Tomatoes & Mozzarella
The best ham to make ham biscuits with is leftover Smithfield ham. It’s rich and dense and salty and it explodes with flavor. I’ve never found anything in a supermarket that comes even close to being a substitute. But, making a whole Smithfield ham takes days and will leave you with enough leftovers to feed you and all your closest friends through the next millennium, so unless you’re planning for the apocalypse sliced ham from the deli works just fine.

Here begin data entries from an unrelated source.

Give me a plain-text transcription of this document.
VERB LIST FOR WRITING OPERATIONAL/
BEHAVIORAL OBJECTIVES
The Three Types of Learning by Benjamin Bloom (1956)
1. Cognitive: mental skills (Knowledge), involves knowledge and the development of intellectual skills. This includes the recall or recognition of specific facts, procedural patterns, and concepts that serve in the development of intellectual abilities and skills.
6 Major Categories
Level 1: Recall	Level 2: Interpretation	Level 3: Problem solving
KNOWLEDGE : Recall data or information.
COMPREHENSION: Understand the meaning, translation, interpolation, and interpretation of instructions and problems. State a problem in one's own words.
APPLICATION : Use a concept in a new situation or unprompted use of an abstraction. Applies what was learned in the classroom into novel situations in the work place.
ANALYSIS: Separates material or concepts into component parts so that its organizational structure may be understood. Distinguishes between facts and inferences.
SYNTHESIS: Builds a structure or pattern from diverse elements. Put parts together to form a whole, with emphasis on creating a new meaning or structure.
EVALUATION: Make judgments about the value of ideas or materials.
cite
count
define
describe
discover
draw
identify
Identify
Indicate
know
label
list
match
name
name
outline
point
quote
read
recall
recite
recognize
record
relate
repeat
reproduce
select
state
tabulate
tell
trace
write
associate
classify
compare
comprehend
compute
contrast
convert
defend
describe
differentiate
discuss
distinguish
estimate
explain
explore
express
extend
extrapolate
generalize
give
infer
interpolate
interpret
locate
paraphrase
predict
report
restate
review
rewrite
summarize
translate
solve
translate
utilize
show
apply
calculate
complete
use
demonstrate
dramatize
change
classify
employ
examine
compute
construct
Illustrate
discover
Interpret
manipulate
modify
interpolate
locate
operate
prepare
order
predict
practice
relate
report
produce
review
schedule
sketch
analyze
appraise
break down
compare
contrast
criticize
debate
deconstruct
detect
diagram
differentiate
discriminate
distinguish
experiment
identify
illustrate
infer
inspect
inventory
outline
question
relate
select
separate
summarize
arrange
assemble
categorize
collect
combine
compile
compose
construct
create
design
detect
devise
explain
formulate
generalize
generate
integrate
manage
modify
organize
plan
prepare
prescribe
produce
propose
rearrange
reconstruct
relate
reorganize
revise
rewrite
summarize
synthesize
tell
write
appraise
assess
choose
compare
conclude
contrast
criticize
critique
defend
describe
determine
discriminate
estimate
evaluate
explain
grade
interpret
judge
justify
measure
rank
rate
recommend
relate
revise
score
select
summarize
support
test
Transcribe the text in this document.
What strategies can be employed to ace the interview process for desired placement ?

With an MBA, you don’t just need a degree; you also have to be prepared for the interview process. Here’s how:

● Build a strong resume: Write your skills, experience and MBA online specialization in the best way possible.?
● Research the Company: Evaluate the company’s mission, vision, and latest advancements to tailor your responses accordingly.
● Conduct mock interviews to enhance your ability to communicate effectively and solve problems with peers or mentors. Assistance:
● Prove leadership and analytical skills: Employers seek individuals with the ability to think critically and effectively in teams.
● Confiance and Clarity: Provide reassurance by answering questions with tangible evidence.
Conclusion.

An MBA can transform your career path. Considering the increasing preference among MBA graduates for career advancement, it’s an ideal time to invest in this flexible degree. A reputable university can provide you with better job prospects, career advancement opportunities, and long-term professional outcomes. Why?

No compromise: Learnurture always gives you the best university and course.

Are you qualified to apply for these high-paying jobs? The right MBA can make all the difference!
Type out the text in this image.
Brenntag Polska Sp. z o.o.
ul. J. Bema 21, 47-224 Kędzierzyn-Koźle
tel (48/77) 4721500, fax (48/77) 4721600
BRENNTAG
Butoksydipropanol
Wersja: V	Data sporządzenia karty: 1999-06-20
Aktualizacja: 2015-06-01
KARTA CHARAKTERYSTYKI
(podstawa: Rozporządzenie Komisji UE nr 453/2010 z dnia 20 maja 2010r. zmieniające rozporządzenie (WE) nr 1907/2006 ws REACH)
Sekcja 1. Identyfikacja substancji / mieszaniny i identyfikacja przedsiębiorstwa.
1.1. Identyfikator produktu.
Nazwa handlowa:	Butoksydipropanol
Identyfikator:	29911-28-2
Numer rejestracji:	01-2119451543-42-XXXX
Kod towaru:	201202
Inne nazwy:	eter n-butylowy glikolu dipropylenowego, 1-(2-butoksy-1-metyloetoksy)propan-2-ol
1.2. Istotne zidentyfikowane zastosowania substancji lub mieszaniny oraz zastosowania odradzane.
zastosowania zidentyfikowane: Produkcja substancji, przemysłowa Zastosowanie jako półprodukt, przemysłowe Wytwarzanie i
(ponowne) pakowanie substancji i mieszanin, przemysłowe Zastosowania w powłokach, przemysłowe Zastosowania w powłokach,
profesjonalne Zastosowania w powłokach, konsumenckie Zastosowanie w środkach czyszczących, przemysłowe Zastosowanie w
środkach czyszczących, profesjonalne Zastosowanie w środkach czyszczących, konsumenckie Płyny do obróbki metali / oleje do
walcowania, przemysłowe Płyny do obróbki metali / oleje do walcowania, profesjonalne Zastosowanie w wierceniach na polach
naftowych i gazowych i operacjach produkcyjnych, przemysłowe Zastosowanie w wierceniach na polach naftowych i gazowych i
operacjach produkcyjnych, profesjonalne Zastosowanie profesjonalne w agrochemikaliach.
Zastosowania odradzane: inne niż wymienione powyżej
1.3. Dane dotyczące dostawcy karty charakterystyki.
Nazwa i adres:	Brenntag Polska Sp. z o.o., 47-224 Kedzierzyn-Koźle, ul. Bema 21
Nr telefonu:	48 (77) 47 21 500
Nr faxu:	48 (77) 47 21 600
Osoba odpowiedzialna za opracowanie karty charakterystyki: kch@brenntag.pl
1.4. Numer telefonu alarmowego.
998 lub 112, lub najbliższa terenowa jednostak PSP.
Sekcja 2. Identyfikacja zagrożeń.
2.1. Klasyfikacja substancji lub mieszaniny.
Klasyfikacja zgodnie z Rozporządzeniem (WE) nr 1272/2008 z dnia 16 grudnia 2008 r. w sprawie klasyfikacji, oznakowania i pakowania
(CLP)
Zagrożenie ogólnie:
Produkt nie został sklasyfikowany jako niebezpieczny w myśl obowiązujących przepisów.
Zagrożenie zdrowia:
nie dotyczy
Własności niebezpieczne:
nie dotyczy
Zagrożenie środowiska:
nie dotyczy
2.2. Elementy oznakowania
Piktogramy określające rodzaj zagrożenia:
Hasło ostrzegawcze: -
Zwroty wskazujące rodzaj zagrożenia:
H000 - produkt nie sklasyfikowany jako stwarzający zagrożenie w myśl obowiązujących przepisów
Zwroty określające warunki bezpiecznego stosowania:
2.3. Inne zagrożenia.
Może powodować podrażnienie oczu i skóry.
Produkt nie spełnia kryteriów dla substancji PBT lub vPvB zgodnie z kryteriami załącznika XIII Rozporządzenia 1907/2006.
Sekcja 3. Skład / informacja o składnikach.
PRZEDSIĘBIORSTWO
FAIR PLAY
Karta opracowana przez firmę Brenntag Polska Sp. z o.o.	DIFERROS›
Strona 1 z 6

Recipe previously given: Farewell to Summer Dinner
When I said that given my druthers I’d eat cantaloupe for breakfast, lunch and dinner during the summer I really wasn’t kidding. I wasn’t even employing the judicious use of hyperbole. It’s possible that other people don’t share my obsessive love of melon, and I’ve taken care not to ask lest I feel guilty for imposing it on them all summer.
I will warn you, eating too much fresh pineapple with scour the skin off the roof of your mouth and leave it feeling like sandpaper. It will also do the same to the skin on your hands when you’re cutting it. I always end up with tiny little blisters on my fingers after I’ve cut up a pineapple. It’s worth it, but be aware.